Ieri il risultato del duello: l'Agcom individuerà modi e misure per la liberalizzazione dell'ultimo miglio della rete di telefonia. E avrà solo quattro mesi di tempo per farlo. Toccherà perciò all'Authority decidere come, ma la Telecom dovrà rinunciare a una parte del suo monopolio nella gestione della rete fissa. L'accordo varato ieri tra governo e commissione Affari costituzionali del Senato consegna infatti indicazioni piuttosto chiare.
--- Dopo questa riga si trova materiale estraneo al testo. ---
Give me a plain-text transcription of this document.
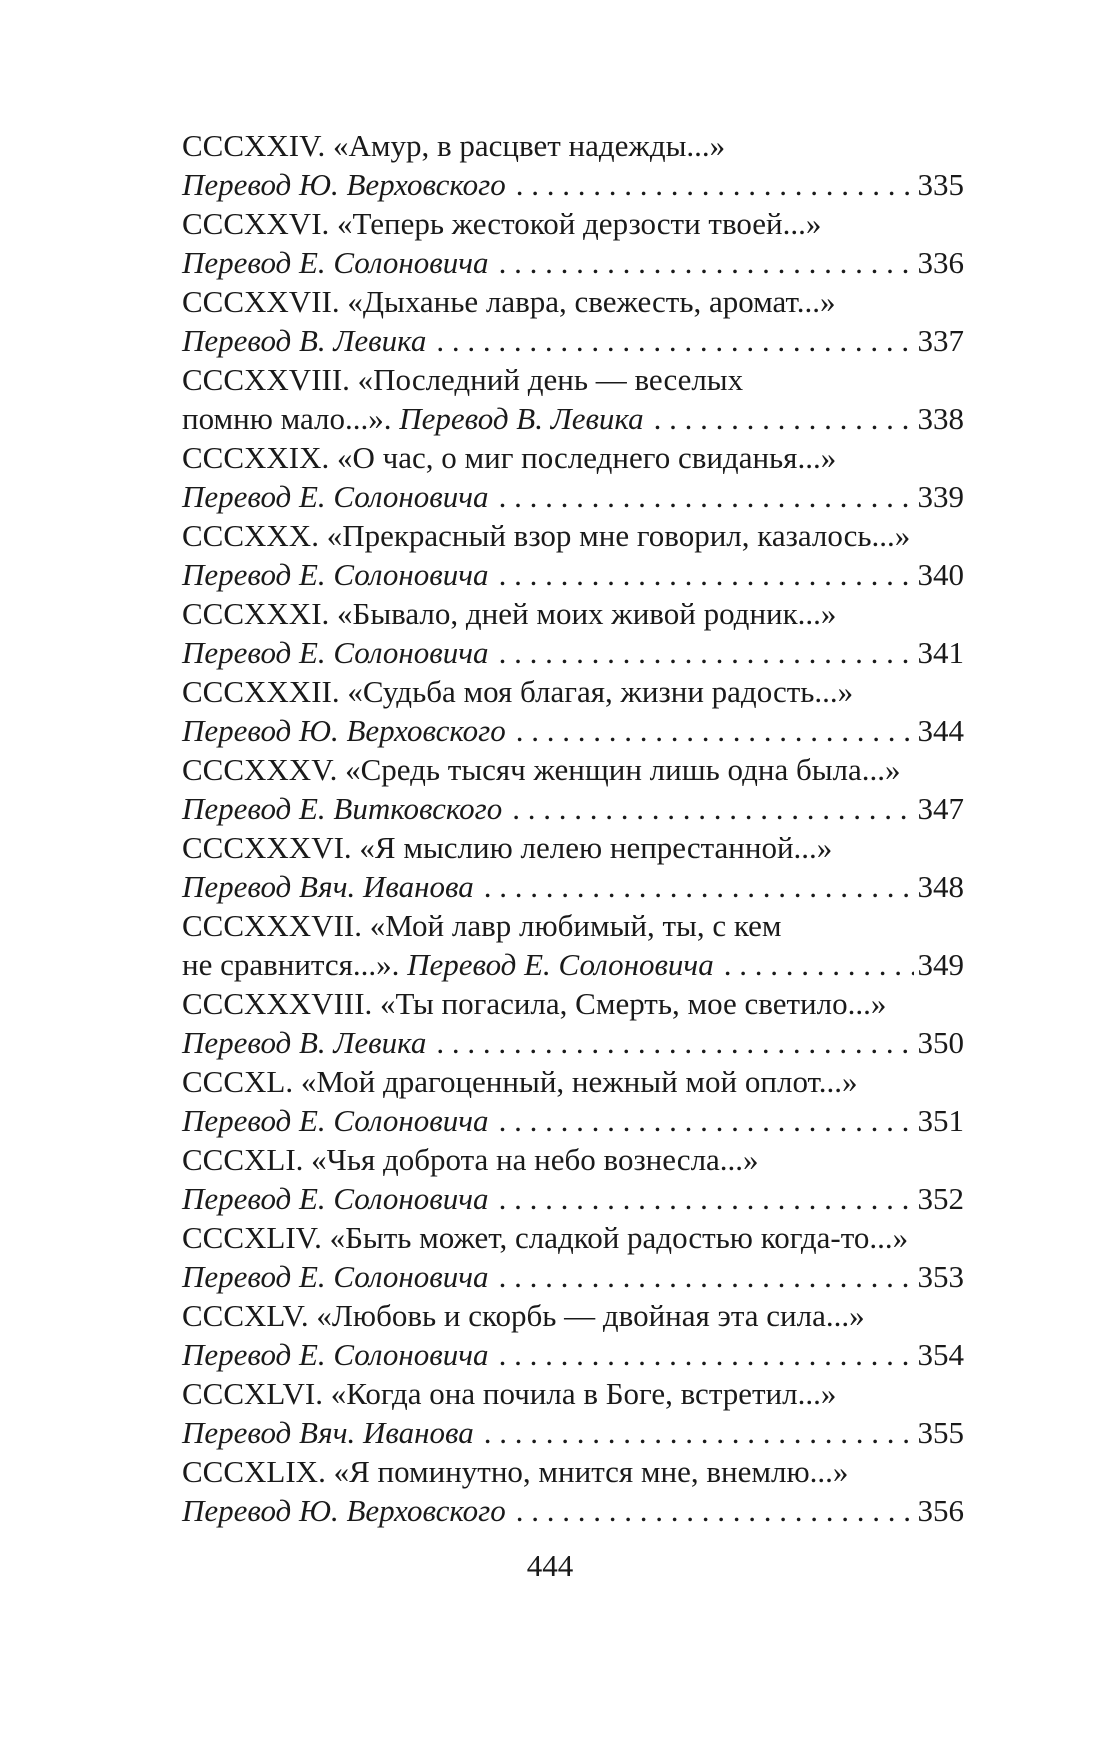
CCCXXIV. «Амур, в расцвет надежды...»
Перевод Ю. Верховского . . .	335
CCCXXVI. «Теперь жестокой дерзости твоей...»
Перевод Е. Солоновича . . .	336
CCCXXVII. «Дыханье лавра, свежесть, аромат...»
Перевод В. Левика . . .	337
CCCXXVIII. «Последний день — веселых
помню мало...». Перевод В. Левика . . .	338
CCCXXIX. «О час, о миг последнего свиданья...»
Перевод Е. Солоновича . . .	339
CCCXXX. «Прекрасный взор мне говорил, казалось...»
Перевод Е. Солоновича . . .	340
CCCXXXI. «Бывало, дней моих живой родник...»
Перевод Е. Солоновича . . .	341
CCCXXXII. «Судьба моя благая, жизни радость...»
Перевод Ю. Верховского . . .	344
CCCXXXV. «Средь тысяч женщин лишь одна была...»
Перевод Е. Витковского . . .	347
CCCXXXVI. «Я мыслию лелею непрестанной...»
Перевод Вяч. Иванова . . .	348
CCCXXXVII. «Мой лавр любимый, ты, с кем
не сравнится...». Перевод Е. Солоновича . . .	349
CCCXXXVIII. «Ты погасила, Смерть, мое светило...»
Перевод В. Левика . . .	350
CCCXL. «Мой драгоценный, нежный мой оплот...»
Перевод Е. Солоновича . . .	351
CCCXLI. «Чья доброта на небо вознесла...»
Перевод Е. Солоновича . . .	352
CCCXLIV. «Быть может, сладкой радостью когда-то...»
Перевод Е. Солоновича . . .	353
CCCXLV. «Любовь и скорбь — двойная эта сила...»
Перевод Е. Солоновича . . .	354
CCCXLVI. «Когда она почила в Боге, встретил...»
Перевод Вяч. Иванова . . .	355
CCCXLIX. «Я поминутно, мнится мне, внемлю...»
Перевод Ю. Верховского . . .	356
444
Ma andiamo con ordine. Come ex operatore pubblico, Telecom mantiene ancora un sostanziale monopolio sul tratto della rete telefonica che entra nelle case. Quando è stata decretata l'apertura del mercato e la fine del operatore unico, è stata anche garantita a tutti i concorrenti la possibilità di sfruttare il "doppino" Telecom per raggiungere i nuovi clienti con i propri servizi. Un meccanismo di accesso piuttosto rigido (e costoso per i nuovi operatori e di conseguenza per i clienti) che si compone di due parti distinte: da una parte l'affitto del tratto di rete, dall'altra la manutenzione. In pratica per ogni attivazione o per ogni guasto, tutti gli operatori sono obbligati a rivolgersi alle ditte Telecom.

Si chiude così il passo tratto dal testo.